Diego, el jugador inseparable de la persona


Hay espíritus impresionables y los hay escurridizos, hay consciencias sucias y también hipócritas. Seguramente del cenagoso carácter de la consciencia media –¿la “falsa consciencia descripta por Luckács?– proviene la idea de que Maradona fue un gran jugador de fútbol, pero como persona, resulta pasible de juicios y epítetos que subjetividades bien pensantes o periodistas rastreros no se han ahorrado en todos estos años. Presuponen dos cosas: en primer lugar, que se puede separar al jugador de la persona, en segundo lugar, que, una vez asumida tal separación, el aspecto personal no sólo no acompañaría la maestría deportiva, sino todo lo contrario. Tal vez, del mismo lugar de enunciación que pretende un Diego particionado, provenga un imaginario más contemporáneo, para el cual Messi aparece como contraejemplo, caso de un jugador que combina la excepcionalidad de su juego con una vida privada prolija, casi tan perfecta como se ven las historias sin historia en las redes sociales.

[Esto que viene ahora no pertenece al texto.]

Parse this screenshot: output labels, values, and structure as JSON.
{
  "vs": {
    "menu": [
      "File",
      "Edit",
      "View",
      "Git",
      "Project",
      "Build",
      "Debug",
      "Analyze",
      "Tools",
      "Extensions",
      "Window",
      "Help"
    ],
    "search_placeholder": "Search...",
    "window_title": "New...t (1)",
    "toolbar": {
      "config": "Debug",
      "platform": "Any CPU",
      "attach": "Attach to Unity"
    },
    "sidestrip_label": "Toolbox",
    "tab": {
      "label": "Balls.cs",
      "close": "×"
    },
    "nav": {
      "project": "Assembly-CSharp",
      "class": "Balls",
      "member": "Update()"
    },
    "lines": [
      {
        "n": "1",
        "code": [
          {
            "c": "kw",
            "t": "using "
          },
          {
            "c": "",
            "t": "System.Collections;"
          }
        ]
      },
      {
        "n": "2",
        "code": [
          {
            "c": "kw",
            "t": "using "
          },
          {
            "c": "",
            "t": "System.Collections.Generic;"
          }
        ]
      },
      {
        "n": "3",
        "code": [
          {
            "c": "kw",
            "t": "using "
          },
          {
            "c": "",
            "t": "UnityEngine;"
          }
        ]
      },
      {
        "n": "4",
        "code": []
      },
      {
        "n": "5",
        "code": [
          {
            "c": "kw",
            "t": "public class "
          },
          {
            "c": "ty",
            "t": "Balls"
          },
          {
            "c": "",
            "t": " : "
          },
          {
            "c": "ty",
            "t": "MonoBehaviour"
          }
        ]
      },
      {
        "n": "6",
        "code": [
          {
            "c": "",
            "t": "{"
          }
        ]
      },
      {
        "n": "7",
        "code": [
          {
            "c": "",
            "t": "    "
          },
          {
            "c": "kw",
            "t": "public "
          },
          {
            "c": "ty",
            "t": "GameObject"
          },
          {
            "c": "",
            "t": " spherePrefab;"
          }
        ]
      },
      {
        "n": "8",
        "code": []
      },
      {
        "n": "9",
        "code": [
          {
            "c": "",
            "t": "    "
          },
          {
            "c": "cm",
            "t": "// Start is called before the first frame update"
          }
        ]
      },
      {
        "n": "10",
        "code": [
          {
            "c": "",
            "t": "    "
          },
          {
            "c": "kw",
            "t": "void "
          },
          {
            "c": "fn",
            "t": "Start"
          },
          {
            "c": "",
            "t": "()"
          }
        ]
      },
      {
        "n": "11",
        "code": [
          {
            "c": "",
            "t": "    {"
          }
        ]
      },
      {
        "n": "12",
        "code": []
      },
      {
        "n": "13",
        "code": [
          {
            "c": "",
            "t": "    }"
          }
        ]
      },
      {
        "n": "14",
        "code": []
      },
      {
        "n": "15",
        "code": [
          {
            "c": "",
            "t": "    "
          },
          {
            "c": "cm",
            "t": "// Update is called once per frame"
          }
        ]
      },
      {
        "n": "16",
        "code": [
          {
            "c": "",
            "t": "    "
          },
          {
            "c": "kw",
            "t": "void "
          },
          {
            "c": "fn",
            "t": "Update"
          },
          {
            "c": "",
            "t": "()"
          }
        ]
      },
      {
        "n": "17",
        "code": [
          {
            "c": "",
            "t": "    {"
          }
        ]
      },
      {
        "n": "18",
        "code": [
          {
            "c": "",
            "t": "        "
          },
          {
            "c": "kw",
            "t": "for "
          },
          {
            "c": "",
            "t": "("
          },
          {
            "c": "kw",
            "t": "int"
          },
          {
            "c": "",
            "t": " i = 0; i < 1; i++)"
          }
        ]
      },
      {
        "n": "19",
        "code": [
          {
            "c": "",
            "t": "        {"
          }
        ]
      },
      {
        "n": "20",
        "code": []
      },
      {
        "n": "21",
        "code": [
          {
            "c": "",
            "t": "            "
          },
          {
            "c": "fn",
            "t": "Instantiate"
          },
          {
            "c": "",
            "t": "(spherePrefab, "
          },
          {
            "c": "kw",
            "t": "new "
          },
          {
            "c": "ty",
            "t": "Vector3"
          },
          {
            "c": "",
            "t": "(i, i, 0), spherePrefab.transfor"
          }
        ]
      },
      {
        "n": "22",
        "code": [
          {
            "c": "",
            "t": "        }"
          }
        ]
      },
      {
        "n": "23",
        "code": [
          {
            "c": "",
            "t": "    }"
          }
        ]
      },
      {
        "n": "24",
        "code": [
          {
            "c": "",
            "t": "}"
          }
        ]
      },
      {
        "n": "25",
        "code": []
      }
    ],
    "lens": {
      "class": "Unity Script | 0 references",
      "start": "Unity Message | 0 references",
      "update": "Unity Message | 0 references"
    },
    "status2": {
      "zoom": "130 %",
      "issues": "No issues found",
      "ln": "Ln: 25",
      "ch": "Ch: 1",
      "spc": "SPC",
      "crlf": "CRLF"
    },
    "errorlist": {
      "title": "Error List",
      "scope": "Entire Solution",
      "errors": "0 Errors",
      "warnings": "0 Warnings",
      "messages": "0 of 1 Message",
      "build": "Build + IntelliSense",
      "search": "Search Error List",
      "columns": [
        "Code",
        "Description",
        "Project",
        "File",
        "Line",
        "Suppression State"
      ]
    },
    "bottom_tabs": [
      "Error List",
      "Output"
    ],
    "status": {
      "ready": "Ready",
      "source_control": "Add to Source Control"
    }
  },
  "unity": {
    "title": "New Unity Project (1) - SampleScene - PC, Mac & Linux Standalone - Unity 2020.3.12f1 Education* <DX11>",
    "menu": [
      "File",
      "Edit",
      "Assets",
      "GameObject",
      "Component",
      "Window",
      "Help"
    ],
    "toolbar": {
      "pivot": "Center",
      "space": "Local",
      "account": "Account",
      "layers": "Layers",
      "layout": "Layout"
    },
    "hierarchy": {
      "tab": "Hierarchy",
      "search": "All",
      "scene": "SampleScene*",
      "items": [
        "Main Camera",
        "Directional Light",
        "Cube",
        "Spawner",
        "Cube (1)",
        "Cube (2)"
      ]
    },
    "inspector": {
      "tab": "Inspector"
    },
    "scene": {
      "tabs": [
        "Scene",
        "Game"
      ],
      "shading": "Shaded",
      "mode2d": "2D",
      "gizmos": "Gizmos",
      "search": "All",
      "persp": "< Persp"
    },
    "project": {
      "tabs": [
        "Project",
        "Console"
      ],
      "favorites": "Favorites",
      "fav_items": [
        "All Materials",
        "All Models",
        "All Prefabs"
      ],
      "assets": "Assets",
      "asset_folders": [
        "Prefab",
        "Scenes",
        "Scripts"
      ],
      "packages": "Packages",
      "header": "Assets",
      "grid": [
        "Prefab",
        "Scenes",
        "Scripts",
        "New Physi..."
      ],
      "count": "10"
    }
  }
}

Nos gustaría afirmar, en contrario, que cuando se trata de la figura de Diego, no es sensato, ni honesto, ni conceptualmente acertado hacer esa separación. Mientras tanto, para el caso de Messi, la distinción entre el jugador y la persona es más clara e incluso pertinente.

¿Bajo qué clase de mirada moral es posible distinguir las torsiones del cuerpo de Digo en la cancha, de sus girones vitales? Se trató de alguien que se jugó entero en cada terreno, entre el césped que hizo suyo y una esfera pública que lo conoció provocador. Hay una continuidad entre la pasión y el contagio que ejercía en cada equipo y el compañerismo y los códigos que manejaba fuera de la cancha. Entre el potrero que lo seguía a cada vericueto de un partido de fútbol y la fiesta a la que supo entregarse en cada ámbito social que le tocó en suerte. Diego fue un torbellino y un hombre de gran ternura, tan rebelde ante el poder que fuera como preso de su excesiva humanidad. No tiene sentido mutilar el espíritu de Diego, una unidad de sentido propia de una vida generosa.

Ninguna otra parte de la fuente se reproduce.